Chrystie I L, Wolfe C D, Kennedy J, Zander L, Tilzey A, Banatvala J E
Department of Virology, United Medical and Dental Schools of Guy's Hospital, London.
BMJ. 1995 Oct 7;311(7010):928-31. doi: 10.1136/bmj.311.7010.928.
Despite the increasing advantages of identifying HIV infection in pregnant women, only some 12% of HIV positive women attending antenatal clinics in London have been identified by named testing. As virtually all antenatal care will be community based within the next two to three years, we assessed the problems of introducing named HIV testing during pregnancy into the primary care setting. Planning the service took a considerable time and required the production of educational material for both staff and pregnant women and some reorganisation of procedures. Over a one year period an uptake of 44% was noted. Several problems were encountered including an average of 21 minutes needed to give information on AIDS and HIV, an adverse effect on the midwife-mother relationship, and anxiety (affecting both women and midwives). Possible solutions to this difficult problem are discussed.

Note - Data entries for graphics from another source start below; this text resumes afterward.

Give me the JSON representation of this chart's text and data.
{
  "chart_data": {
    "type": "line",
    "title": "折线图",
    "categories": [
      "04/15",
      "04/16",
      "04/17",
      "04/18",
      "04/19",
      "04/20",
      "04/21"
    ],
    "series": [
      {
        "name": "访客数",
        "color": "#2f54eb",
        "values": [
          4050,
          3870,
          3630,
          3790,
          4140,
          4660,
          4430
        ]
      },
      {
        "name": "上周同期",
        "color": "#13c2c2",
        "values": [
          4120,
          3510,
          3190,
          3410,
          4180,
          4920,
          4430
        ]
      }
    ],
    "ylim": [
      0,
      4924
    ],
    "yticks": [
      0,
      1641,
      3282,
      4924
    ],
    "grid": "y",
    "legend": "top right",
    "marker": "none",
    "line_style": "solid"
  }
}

尽管识别孕妇感染艾滋病毒的益处越来越多,但在伦敦产前诊所就诊的艾滋病毒呈阳性的女性中,只有约12%是通过实名检测发现的。由于在未来两到三年内,几乎所有的产前护理都将以社区为基础,我们评估了在孕期将实名艾滋病毒检测引入初级保健机构所面临的问题。规划这项服务花费了相当长的时间,需要为工作人员和孕妇制作教育材料,并对程序进行一些重组。在一年的时间里,发现接受率为44%。遇到了几个问题,包括平均需要21分钟来提供有关艾滋病和艾滋病毒的信息,对助产士与产妇的关系产生了不利影响,以及焦虑情绪(影响到女性和助产士)。本文讨论了针对这一难题的可能解决方案。